**GDP**: Indonesia’s Q1 Growth Hits Record High, Surpassing Expectations by Economists

Jakarta, Indonesia – In a surprising turn of events, Indonesia’s first-quarter gross domestic product (GDP) has experienced its fastest growth in three quarters, expanding by 5.11% year on year. This growth exceeds the 5% predicted by economists polled by Reuters, indicating a stronger economic performance than anticipated. Despite this positive growth, the economy saw a 0.83% decline on a quarter-on-quarter basis, slightly softer than the 0.89% expected by Reuters.

This economic upswing is echoed in the stock market, where shares of Foxconn, an iPhone manufacturer, surged by almost 7% following a remarkable 19.03% increase in April revenue. The company, known as Hon Hai Precision Industry in Taiwan, recorded a substantial revenue of 510.9 billion New Taiwan dollars ($15.83 billion) in April, signaling a significant growth trajectory in its various business segments.

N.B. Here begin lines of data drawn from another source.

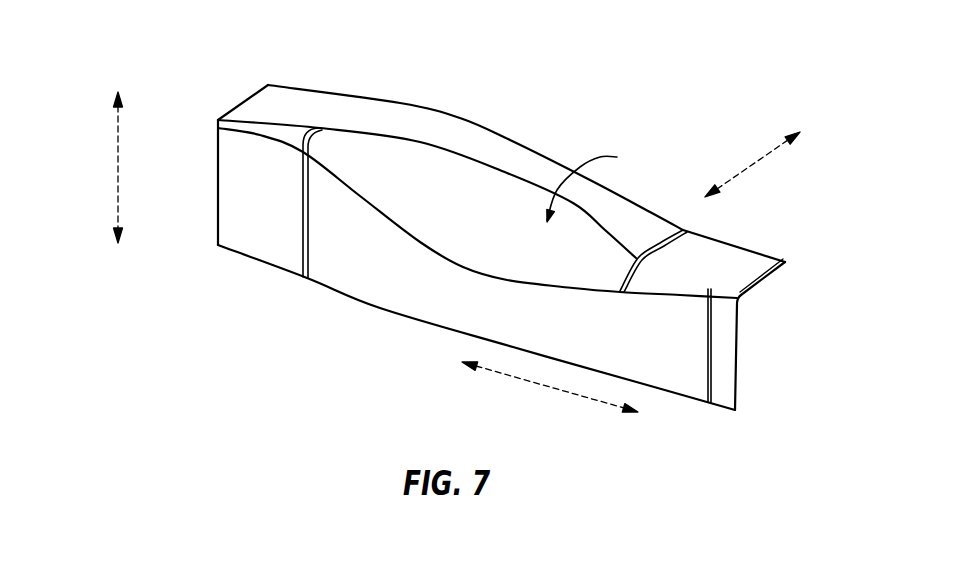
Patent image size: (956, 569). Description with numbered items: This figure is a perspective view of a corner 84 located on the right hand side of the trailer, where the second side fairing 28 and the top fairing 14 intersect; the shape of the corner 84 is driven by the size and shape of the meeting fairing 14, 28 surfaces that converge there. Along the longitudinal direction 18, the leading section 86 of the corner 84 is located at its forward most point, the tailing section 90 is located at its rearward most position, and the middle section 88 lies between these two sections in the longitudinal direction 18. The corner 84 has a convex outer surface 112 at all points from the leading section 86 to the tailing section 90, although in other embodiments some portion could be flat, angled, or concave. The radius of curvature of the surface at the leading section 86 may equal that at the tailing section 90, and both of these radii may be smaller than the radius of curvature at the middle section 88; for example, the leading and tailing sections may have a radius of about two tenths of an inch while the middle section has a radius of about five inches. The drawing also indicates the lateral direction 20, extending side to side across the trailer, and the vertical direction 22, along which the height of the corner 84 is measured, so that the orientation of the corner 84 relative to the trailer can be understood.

The top fairing 14 is at (510, 139).
The longitudinal direction 18 is at (548, 386).
The lateral direction 20 is at (752, 165).
The vertical direction 22 is at (118, 168).
The second side fairing 28 is at (275, 250).
The corner 84 is at (430, 236).
The leading section 86 is at (737, 300).
The middle section 88 is at (465, 197).
The tailing section 90 is at (218, 120).
The outer surface 112 is at (607, 182).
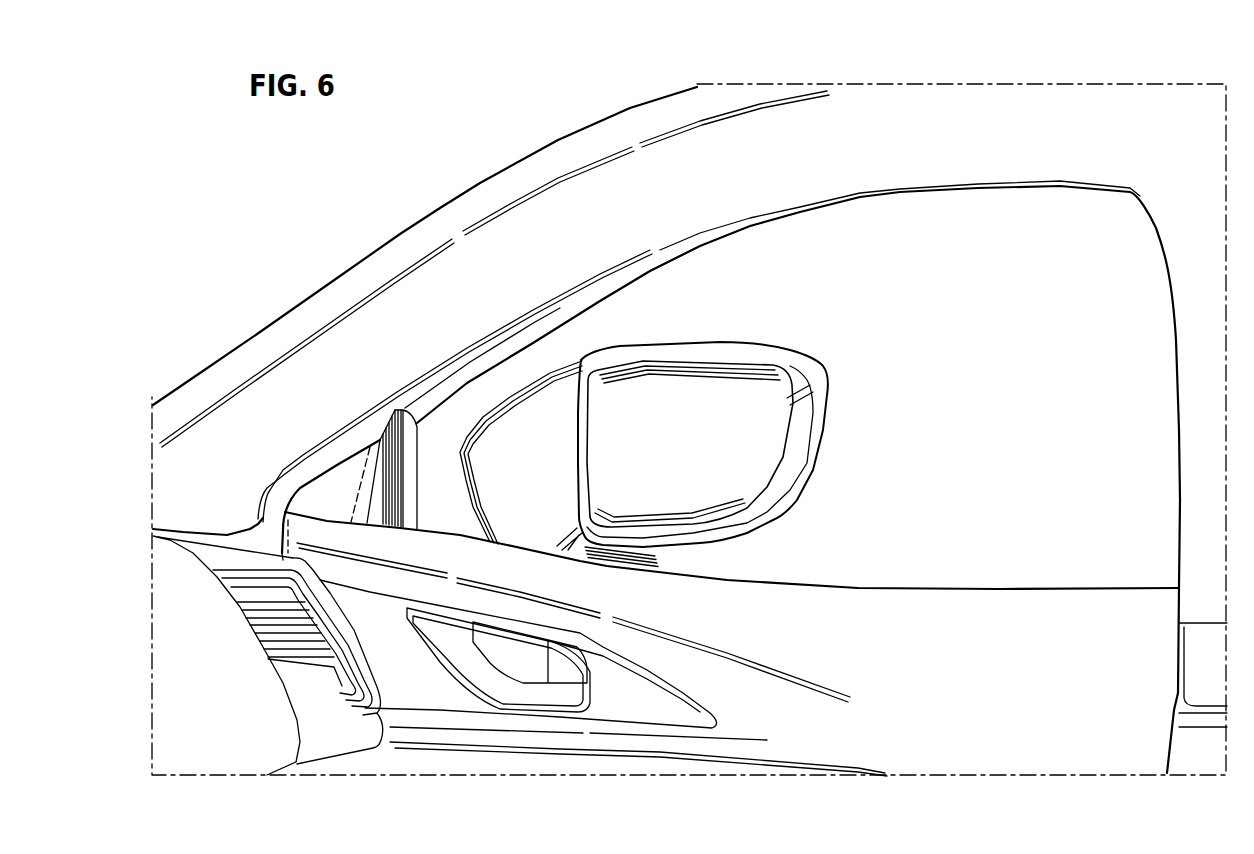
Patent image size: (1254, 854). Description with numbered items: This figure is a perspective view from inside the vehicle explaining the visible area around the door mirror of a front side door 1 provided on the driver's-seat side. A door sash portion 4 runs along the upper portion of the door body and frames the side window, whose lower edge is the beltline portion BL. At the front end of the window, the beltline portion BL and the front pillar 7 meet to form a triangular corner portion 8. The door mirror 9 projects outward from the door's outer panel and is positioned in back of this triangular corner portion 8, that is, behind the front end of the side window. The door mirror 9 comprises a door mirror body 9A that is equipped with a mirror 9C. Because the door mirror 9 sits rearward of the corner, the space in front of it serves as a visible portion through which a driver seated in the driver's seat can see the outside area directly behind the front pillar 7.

The front side door 1 is at (1061, 574).
The door sash portion 4 is at (960, 192).
The front pillar 7 is at (357, 260).
The triangular corner portion 8 is at (338, 487).
The door mirror 9 is at (737, 338).
The door mirror body 9A is at (500, 437).
The mirror 9C is at (690, 456).
The beltline portion BL is at (893, 579).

Across the globe, the Japanese yen is projected to face resistance against the U.S. dollar at the 150 level, despite recent interventions by Japanese authorities to strengthen the currency. Analysts predict that the rate differential between the two currencies will remain stable unless monetary policies are altered significantly. At the same time, China’s services sector experienced a slight slowdown in growth in April, as reflected in the Caixin/S&P Global services purchasing managers’ index figure of 52.5, down from 52.7 in March.

In Hong Kong, the private sector’s expansion slowed in April, with the purchasing managers’ index dropping to 50.6 from the previous month’s 50.9. While there are signs of improvement in business conditions, concerns linger over weakening factors, such as declining new business orders. Meanwhile, in the tech industry, companies like Samsung and SK Hynix are vying for dominance in the memory chip market, both positioning themselves as key players in the artificial intelligence boom.

As global economic landscapes shift and react to various factors, including technological advancements and market forces, analysts and investors alike are closely monitoring these developments. From the performance of defense exchange-traded funds reaching record highs to fluctuations in job growth rates in the U.S. economy, each indicator provides valuable insights into the evolving financial world.